Are Pilots Ready to Fly the Boeing 737 Max Airplane Again?

Published: 09-03-2019
With new software and included safety features, are you willing to give the Boeing 737 Max a second chance?

Boeing 737 Max APC

Airplane crash investigations are designed to reveal why the bird crashed. When the culprit is none other than the manufacturer, it raises serious questions about the integrity of that company. Fortunately, the FAA takes great strides to ensure crashes rarely occur.

For example, after the tragic 737 Max crashes, the Boeing aircrafts were rightly banned from flying. During the investigation, it was revealed necessary safety precautions were not automatically included in the sale of the aircraft. Now Boeing wants to rectify the situation. But are pilots ready for to fly the plane again?

Boeing 737 Max

One of the missing safety features in the 737 Max regarded the Angle of Attack, or AOA. This safety mechanic helps pilots determine where the nose of the aircraft is relative to the midpoint and the wings. Without this information, pilots may have trouble determining the position of the aircraft while flying.

To add insult to injury, the flight-control software installed on the 737 Max, dubbed the Maneuvering Characteristics Augmentation System, or MCAS, automatically pointed the nose down if the AOA was not aligned.

Pilots unable to determine the AOA might pull up the nose of the aircraft and be likely to crash.

That said, reports are coming in the AOA sensor will automatically be included moving forward instead of being sold separately. Boeing appears to have updated the MCAS as well.

Apparently, the flight-control software now works with two sensors, instead of just the AOA. In addition, if MCAS pulls the nose of the aircraft down again, Boeing insists pilots will be able to override this easily.

The only thing left to do is have pilots test the new software.

Test Pilots for the Boeing 737 Max

Boeing is recruiting pilots to test the 737 Max. On the ground. The goal here is to ensure no further issues are experienced with the aircraft. To accomplish this, pilots of all experience levels are invited to apply.

If pilots approve of the changes, Boeing will use the data to seek FAA recertification. However, if no approval is given, Boeing may be in big trouble.

Reports as of June this year show a $3 billion dollar loss for the second quarter alone due to the 737 Max fiasco. To recoup these losses, Boeing is aiming to get the 737 Max airplanes flying by November.
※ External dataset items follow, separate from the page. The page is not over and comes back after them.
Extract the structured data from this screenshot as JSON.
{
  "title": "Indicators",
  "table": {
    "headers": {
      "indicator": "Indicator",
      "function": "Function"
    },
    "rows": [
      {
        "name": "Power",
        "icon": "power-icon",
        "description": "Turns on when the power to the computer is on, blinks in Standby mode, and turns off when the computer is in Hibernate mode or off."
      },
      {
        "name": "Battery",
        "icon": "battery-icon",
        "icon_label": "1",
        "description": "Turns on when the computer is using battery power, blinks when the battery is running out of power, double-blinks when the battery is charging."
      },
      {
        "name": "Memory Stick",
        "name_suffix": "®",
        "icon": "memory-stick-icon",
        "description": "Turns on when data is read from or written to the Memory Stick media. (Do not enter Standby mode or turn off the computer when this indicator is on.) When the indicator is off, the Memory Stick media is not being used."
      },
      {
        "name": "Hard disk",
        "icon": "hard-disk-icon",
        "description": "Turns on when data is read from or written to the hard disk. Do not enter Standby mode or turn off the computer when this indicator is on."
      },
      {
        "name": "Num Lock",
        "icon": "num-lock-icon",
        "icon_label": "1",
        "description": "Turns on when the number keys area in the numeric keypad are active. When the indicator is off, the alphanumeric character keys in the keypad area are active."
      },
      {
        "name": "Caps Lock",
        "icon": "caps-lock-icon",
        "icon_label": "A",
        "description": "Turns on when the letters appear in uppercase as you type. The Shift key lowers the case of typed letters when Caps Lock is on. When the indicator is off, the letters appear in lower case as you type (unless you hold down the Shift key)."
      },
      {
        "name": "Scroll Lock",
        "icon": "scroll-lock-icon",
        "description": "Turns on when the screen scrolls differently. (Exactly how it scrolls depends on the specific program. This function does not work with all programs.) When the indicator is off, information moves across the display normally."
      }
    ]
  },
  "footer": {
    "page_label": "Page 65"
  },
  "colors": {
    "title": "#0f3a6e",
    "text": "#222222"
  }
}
Nevertheless, if pilots do not approve of the changes, we hope the FAA takes the matter seriously. No matter how many changes are made to the 737 Max, if a pilot, co-pilot, or test pilot feels their life is in danger while flying an aircraft, take heed.

APC Recommends Pilot Involvement!

To reduce the likelihood of an aircraft missing key safety features, manufacturers should consider getting pilots involved early and often. Pilots should not only test, but also recommend essential features. Doing so can provide key insights into what pilots and airlines need during a flight.

A pilot’s input may generate new profitable ideas manufacturers haven’t thought of. And most importantly, pilots can speak out about life-threatening issues and actually be heard before a catastrophe happens.